Carletti, voyageur impénitent

Un voyageur impénitent mais dont les pas sont guidés par le hasard, à une époque où traverser les océans relevait soit de l’exploit, soit du suicide, Francesco Carletti était en avance sur son temps. On est à la fin du XVIe siècle, pas très loin des tribulations de Colomb ou Magellan. Déjà on crée des comptoirs, on trafique les esclaves, on tente d’avoir des monopoles. En retraçant le tour du monde de Carletti, Giorgio Albertini (Alix T39, Chronosquad) a mis en images des aventures hors du commun, non préméditées. Commerçant florentin, sans expérience, formé en Espagne il va former avec son père un duo ouvert vers les autres, curieux et bonhomme même si l’argent est la clé du périple. On les suit à la trace avec plaisir, étonnement et sympathie en apprenant énormément sur ce qui est déjà la mondialisation après Marco Polo, autre voyageur iconique, qui s’était limité à l’Europe et la Chine.

Un voyageur moderne

C’est presque le début de la fin pour Carletti en 1602 à Sainte-Hélène. Son galion est chargé de richesses mais trois vaisseaux hollandais sont dans le port. Il doit obéir et jeter l’ancre, attendre une visite qui pourrait bien être un piège. Du galion un marin ouvre le feu. Tout va alors déraper. Carletti se souvient comment et pourquoi il est parti de Florence en 1591, début de son journal. Direction Séville pour apprendre le métier de marchand ou l’art du commerce. Deux ans après son père le rejoint pour partir au Cap Vert acheter des esclaves. Afin de dissimuler leur objectif le père se fait enrôler comme marin et confie à son fils des lettres de change. Ils passent les contrôles espagnols soucieux de toute concurrence potentielle.

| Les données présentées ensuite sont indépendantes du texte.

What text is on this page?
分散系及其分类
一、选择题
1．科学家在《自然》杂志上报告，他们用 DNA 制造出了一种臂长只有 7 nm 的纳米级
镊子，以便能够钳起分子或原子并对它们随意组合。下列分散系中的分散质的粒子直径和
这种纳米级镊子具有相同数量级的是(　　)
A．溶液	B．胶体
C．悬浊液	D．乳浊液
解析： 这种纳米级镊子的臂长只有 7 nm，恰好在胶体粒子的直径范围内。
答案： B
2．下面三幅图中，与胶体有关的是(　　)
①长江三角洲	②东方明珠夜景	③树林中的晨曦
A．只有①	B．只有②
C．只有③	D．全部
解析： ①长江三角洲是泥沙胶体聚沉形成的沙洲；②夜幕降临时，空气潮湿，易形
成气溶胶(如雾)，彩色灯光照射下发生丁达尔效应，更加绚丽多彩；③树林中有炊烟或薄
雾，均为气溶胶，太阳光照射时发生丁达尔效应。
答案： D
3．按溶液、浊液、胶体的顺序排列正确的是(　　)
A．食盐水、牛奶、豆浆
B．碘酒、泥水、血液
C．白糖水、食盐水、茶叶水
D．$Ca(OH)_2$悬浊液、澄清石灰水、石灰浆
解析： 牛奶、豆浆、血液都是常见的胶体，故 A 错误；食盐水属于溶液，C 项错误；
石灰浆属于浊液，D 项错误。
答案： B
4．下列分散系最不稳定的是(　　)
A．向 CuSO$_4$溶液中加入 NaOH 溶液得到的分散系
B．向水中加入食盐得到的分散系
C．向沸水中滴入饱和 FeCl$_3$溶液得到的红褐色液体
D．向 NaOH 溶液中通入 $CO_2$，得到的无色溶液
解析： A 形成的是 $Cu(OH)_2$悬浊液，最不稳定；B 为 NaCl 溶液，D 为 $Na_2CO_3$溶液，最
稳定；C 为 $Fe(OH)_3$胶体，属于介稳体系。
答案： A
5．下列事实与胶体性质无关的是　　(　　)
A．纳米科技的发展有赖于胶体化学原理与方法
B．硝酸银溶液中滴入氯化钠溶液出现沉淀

Esclaves que Carletti regrettera d’avoir acheté car homme libre avant tout, épices, soies, cacao, poivre, on en passe. Du Cap Vert à la Colombie, le Pérou, le Mexique, Manille, le Japon où il se marie, la Chine, Ceylan pour finalement mal terminer son incroyable périple, il perdra ses biens et passera prisonnier trois ans en Hollande. Francesco Carletti est moderne à plus d’un titre, réfute l’esclavage mais les grandes routes maritimes sont déjà sous autorité partagée, Hollande, Espagne. Une part de romanesque et beaucoup d’Histoire, très bien et pointilleusement dessiné, ce journal de voyage est passionnant.